Now the question is: can we go further? Can we extend this change to a broader range of investments?
I want us to look at that. That's why we've asked EIOPA for advice, which I expect in June.
As well as these sector specific concerns, we have received many useful submissions on issues that cut right across the financial sector, and even beyond, on the way different pieces of legislation interact.
For example, financial services companies, pension funds and corporates all call for more
proportionality in the European Market Infrastructure Regulation – EMIR, and point to the way it
interacts with bank capital rules. They emphasise EMIR’s broad scope, and argue that the risk
management benefits of central clearing can still be achieved with a more proportionate approach.
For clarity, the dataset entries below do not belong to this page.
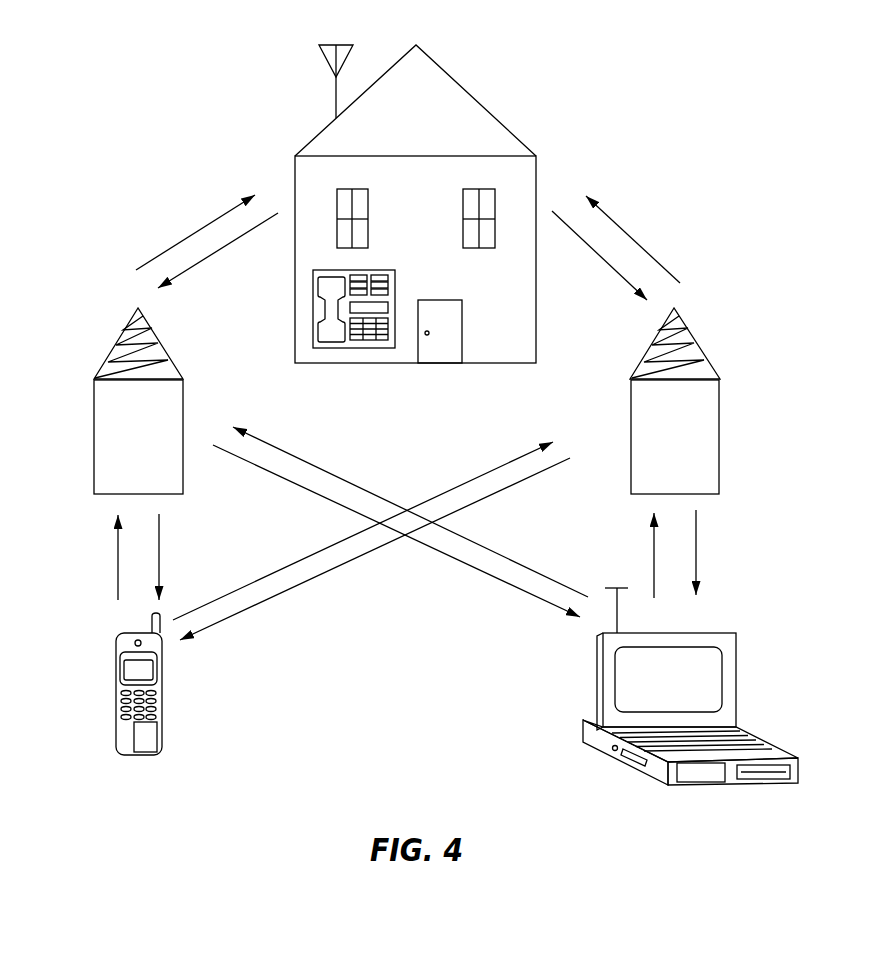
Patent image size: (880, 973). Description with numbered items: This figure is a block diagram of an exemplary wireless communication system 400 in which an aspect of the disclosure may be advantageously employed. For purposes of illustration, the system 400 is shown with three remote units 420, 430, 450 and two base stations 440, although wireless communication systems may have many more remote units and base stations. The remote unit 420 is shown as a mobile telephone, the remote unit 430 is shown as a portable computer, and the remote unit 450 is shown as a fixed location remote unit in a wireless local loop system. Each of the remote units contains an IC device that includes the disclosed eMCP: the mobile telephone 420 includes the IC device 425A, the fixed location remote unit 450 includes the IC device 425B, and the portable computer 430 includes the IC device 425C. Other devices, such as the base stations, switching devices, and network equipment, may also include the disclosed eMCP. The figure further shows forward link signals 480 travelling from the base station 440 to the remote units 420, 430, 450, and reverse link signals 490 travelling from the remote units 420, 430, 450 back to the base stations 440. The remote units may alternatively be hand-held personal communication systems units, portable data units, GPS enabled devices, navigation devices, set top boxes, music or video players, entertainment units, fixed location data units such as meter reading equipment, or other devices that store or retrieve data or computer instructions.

The wireless communication system 400 is at (133, 55).
The remote unit 420 is at (118, 645).
The IC device 425A is at (148, 740).
The IC device 425B is at (368, 354).
The IC device 425C is at (708, 773).
The remote unit 430 is at (715, 633).
The base station 440 is at (118, 343).
The remote unit 450 is at (312, 317).
The forward link signal 480 is at (202, 223).
The reverse link signal 490 is at (205, 263).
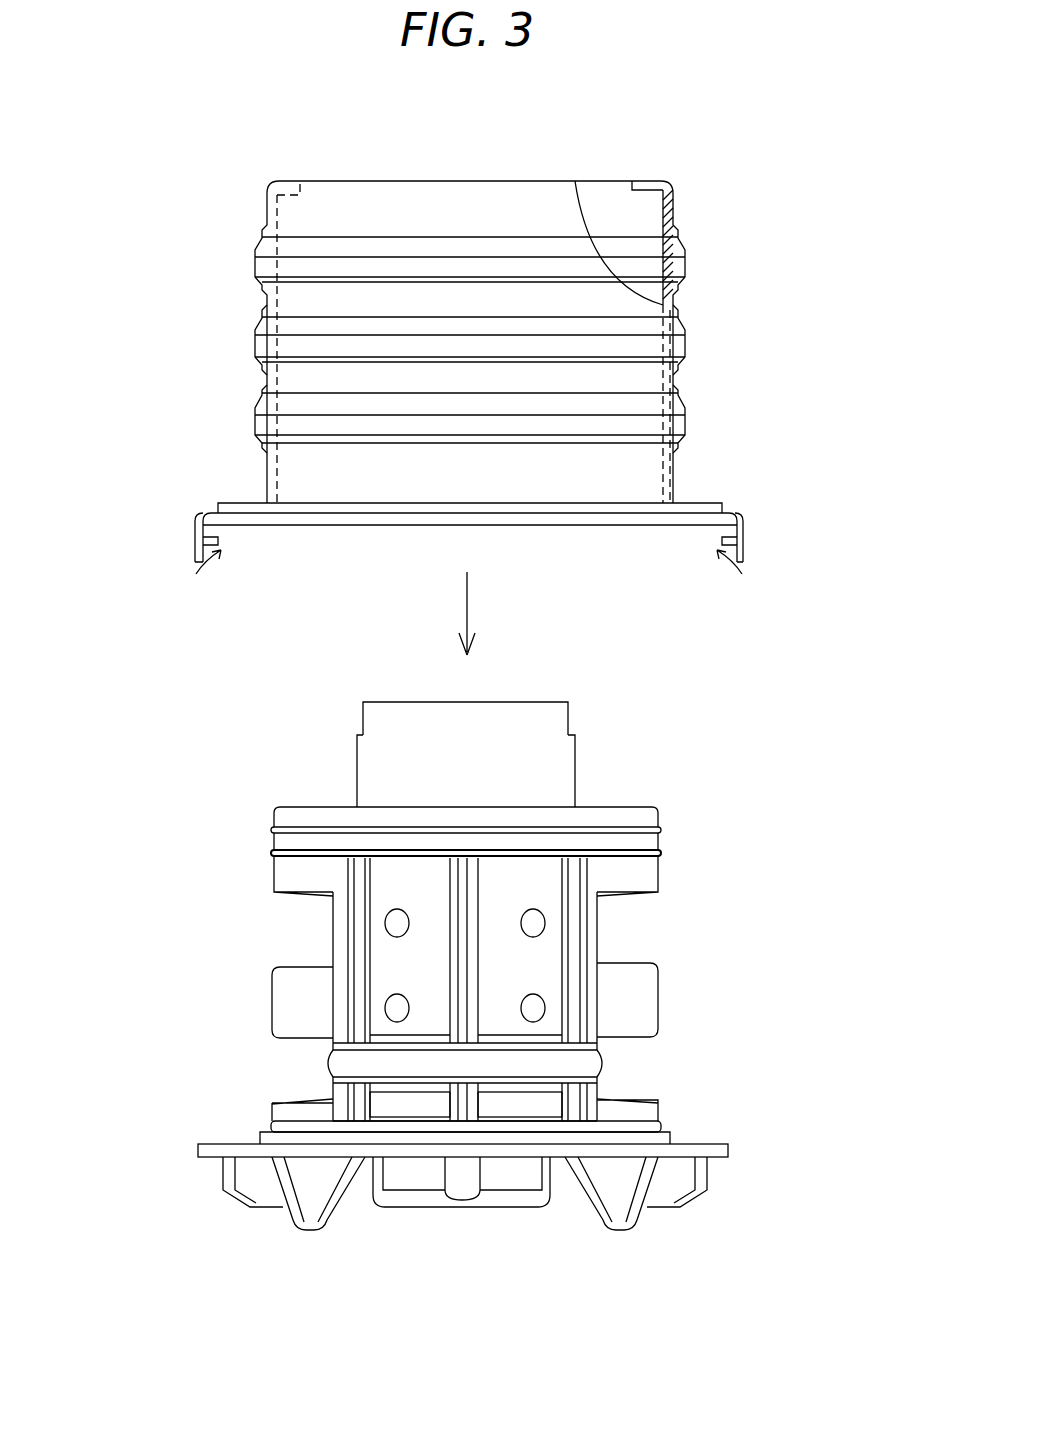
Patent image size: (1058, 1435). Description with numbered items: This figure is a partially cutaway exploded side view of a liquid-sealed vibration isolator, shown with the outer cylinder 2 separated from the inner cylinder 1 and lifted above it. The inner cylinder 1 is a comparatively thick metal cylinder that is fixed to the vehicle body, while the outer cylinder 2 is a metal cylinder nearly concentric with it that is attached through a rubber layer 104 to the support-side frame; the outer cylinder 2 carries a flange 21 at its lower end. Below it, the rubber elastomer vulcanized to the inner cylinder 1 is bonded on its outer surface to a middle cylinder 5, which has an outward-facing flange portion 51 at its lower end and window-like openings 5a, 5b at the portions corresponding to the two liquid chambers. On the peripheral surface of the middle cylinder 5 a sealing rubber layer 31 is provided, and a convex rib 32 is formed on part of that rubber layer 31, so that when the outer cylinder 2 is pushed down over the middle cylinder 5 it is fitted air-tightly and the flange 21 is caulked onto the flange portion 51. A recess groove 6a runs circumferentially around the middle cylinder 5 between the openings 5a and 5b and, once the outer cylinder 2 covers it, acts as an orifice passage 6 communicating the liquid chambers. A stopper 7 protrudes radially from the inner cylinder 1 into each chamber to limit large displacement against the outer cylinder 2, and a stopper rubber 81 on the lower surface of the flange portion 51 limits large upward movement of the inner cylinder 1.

In a
way which lessens the burdens on smaller financial firms, corporates and pension funds; takes
business size and business models more into account; and doesn’t discourage central clearing services
being provided.
It’s vital we continue to make sure that our financial institutions can absorb losses across the financial
sector. But we need to be clear about who and what is systemic and check that our requirements are
being set accordingly. At the same time, we must make sure that the cumulative impact of bank
capital rules such as the leverage ratio and EMIR are not overly burdensome, that they don't weigh too
heavily on those that provide clearing services and don’t undermine sensible business planning and risk
management.
It should be possible to make EMIR more proportionate and continue to mitigate systemic risk in our
derivative markets. It should be possible to lower administrative reporting burdens. And all this while
ensuring supervisors have enough information to monitor risks, and intervene if necessary. I want to
use the EMIR review to do that.
Taken together, the responses we’ve received show that overall there is a lot of support for the
reforms that have been put into place, but that across the whole of the financial sector there are
concerns that legislation is not always proportionate. That in some areas it may be limiting the amount
of financing available to the wider economy. And that there's too high a compliance burden,
particularly on smaller businesses.
We’ll complete our analysis by the summer, by which time we should be clearer on what further actions
are needed. Discussions today will help us do that. But the evidence you've already provided, and the
picture that's emerging of how different pieces of legislation interact has already given us a lot of
useful intelligence.
I want to use every single one of the 100 upcoming reviews already planned to make sure we have the
best possible legislation and to address legitimate concerns. EMIR and CRR were two areas mentioned
frequently and the reviews we are undertaking of them this year are going to be particularly important.
I want to be more proportionate in the way legislation's applied, more cautious before doing anything
that might reduce liquidity, and more ambitious about reducing reporting and disclosure requirements
where it's appropriate. That's the approach I'll also be taking to implementing measures flowing out of
Basel. And that approach will shape the level 2 measures that we still need to bring forward.
Yes, financial stability is a prerequisite for growth. But at the moment the biggest threat to stability is
the lack of growth itself. It's from a financial stability point of view that we need to look at the
combined effort of our regulations and ask whether we are striking the right balance between micro
and macro prudential considerations. Working with businesses, Member States and the European
Parliament, there is a lot of support to do this. This isn't always glamorous or headline grabbing work.
But it is work that is vitally important if we are to have a framework that supports competition, jobs
and growth in Europe, and delivers rules that command respect.